Comment la FFF envisage de généraliser l’usage des caméras portatives chez les arbitres amateurs ?

La Fédération française de football teste actuellement un système de caméras portées par les arbitres amateurs dans 39 districts et 3 ligues pour combattre la violence sur les terrains. Cette initiative pourrait s’étendre à l’ensemble du territoire français dès la saison suivante si les résultats s’avèrent concluants.

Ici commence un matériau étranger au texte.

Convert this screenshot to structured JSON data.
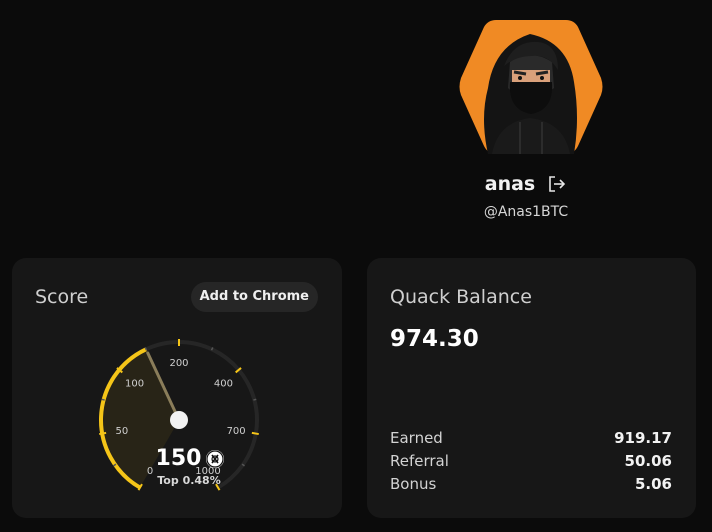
{
  "profile": {
    "name": "anas",
    "handle": "@Anas1BTC",
    "avatar": "hooded-figure-avatar",
    "avatar_bg": "#f08a24"
  },
  "score_card": {
    "title": "Score",
    "add_button": "Add to Chrome",
    "gauge": {
      "value": 150,
      "max": 1000,
      "ticks": [
        "0",
        "50",
        "100",
        "200",
        "400",
        "700",
        "1000"
      ],
      "accent": "#f5c518"
    },
    "score": "150",
    "rank": "Top 0.48%"
  },
  "balance_card": {
    "title": "Quack Balance",
    "total": "974.30",
    "rows": [
      {
        "label": "Earned",
        "value": "919.17"
      },
      {
        "label": "Referral",
        "value": "50.06"
      },
      {
        "label": "Bonus",
        "value": "5.06"
      }
    ]
  }
}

Les premiers retours de cette expérience menée en Bretagne, en Corse, en Martinique et à La Réunion sont jugés positifs par la FFF. Philippe Diallo, président de la fédération, a rapporté une baisse de 0,4 % des incidents disciplinaires. Une évaluation complète sera réalisée en fin de saison pour déterminer si le dispositif mérite une généralisation à toute la France.
Ces caméras s’inscrivent dans une stratégie globale de prévention incluant plusieurs mesures complémentaires. Le système combine des interruptions temporaires de match où les joueurs regagnent leur surface de réparation, ainsi que l’utilisation du carton blanc signifiant l’exclusion temporaire pour incivilité. Ces outils travaillent ensemble pour réduire les tensions.
Le déploiement des caméras est décidé au niveau du district en fonction de critères spécifiques et contextuels. Les arbitres considèrent l’historique disciplinaire des clubs, les résultats des rencontres aller et les enjeux de la partie. Cette approche ciblée permet une utilisation stratégique du dispositif sur les matches à risques identifiés.
Les arbitres activent l’enregistrement de manière visible grâce à un harnais apparent et un voyant rouge lumineux. L’effet dissuasif s’avère remarquable : les joueurs informés de la présence de la caméra adoptent un comportement plus retenu et maîtrisé. Cette modification du comportement constitue précisément l’objectif recherché par la fédération avec ce système.